Le Rsu protestano contro l’esclusione di alcuni lavoratori dal premio di partecipazione e chiedono un rilancio del sito produttivo.
Uno sciopero di 4 ore lunedì 30 giugno e il blocco totale e immediato degli straordinari alla Jindal Nylon Films di Cesano Maderno, con l’obiettivo di riaprire il tavolo della trattativa. È la decisione dei lavoratori contro la decisione della proprietà di escludere una fetta importante di lavoratori dal premio di partecipazione. Una scelta inedita cui si è opposta la RSU Filctem Cgil che ha considerato la proposta “irricevibile” e “con effetti discriminatori nei confronti di una grossa percentuale di lavoratori, i quali, per la prima volta, sarebbero esclusi dalla totalità del premio”.
Ad annunciarlo sono Emiliano Polini, Salvatore Di Martino e Sonia Pasinato, rappresentanti sindacali della Filctem Cgil nell’azienda di produzione di imballaggio flessibile per le farmaceutiche con sede nel quartiere del Villaggio Snia a Cesano Maderno. Spiegano sul caso Jindal: “Con i lavoratori in assemblea abbiamo discusso del difficile contesto in cui versa l’azienda ormai da alcuni anni, da quando, con il cambio di proprietà, sono venute a mancare le figure di riferimento manageriale con un turn over che ha creato incertezza e disorientamento”.
Jindal, Rsu preoccupate per il futuro
“L’anno scorso, per la prima volta nella storia dell’azienda – continuano i rappresentanti Filctem Cgil – avevamo già realizzato uno sciopero molto partecipato per chiedere lo sviluppo di un piano industriale e la sicurezza.
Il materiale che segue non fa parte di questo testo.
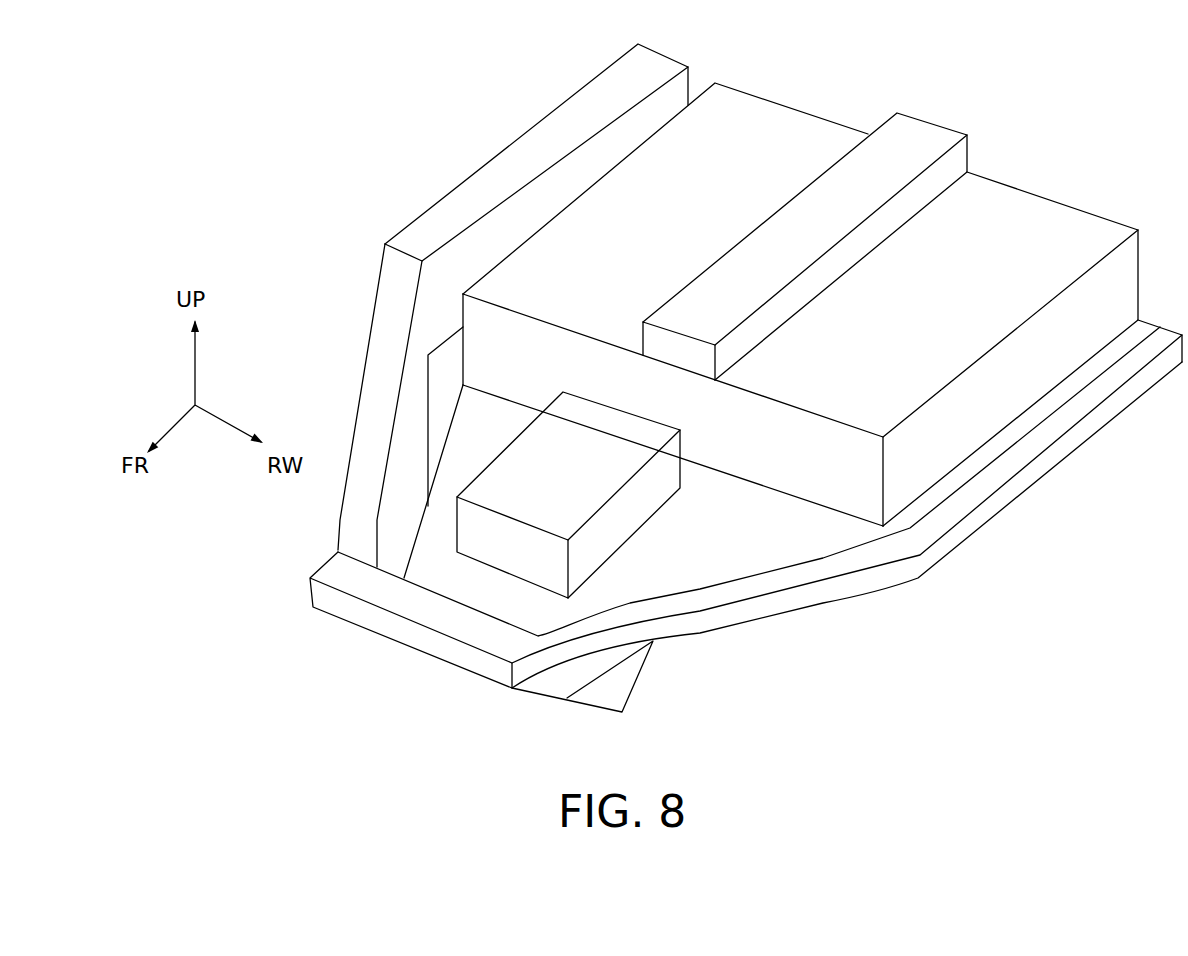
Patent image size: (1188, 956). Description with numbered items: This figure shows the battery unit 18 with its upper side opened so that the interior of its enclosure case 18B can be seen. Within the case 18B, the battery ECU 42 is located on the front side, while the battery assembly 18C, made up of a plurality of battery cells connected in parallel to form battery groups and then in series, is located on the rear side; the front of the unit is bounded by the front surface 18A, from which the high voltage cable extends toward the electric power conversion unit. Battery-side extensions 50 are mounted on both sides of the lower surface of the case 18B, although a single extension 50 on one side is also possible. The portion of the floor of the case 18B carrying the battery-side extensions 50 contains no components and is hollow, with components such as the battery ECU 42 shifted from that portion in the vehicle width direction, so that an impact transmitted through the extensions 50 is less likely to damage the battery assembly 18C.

Oggi, per scelta degli stessi lavoratori, torniamo a mobilitarci per un diritto
negato e per chiedere risposte sulle difficoltà da tempo denunciate”.
Dall’assemblea dei lavoratori in Jindal a Cesano, emerge anche una richiesta di rilancio del sito produttivo: “Ci preoccupa – affermano i rappresentanti della Filctem Cgil – la continua riduzione dell’organico dovuta al blocco unilaterale del turnover, le persone che vanno in pensione non sono rimpiazzate e tutto ricade sui lavoratori rimasti in azienda”.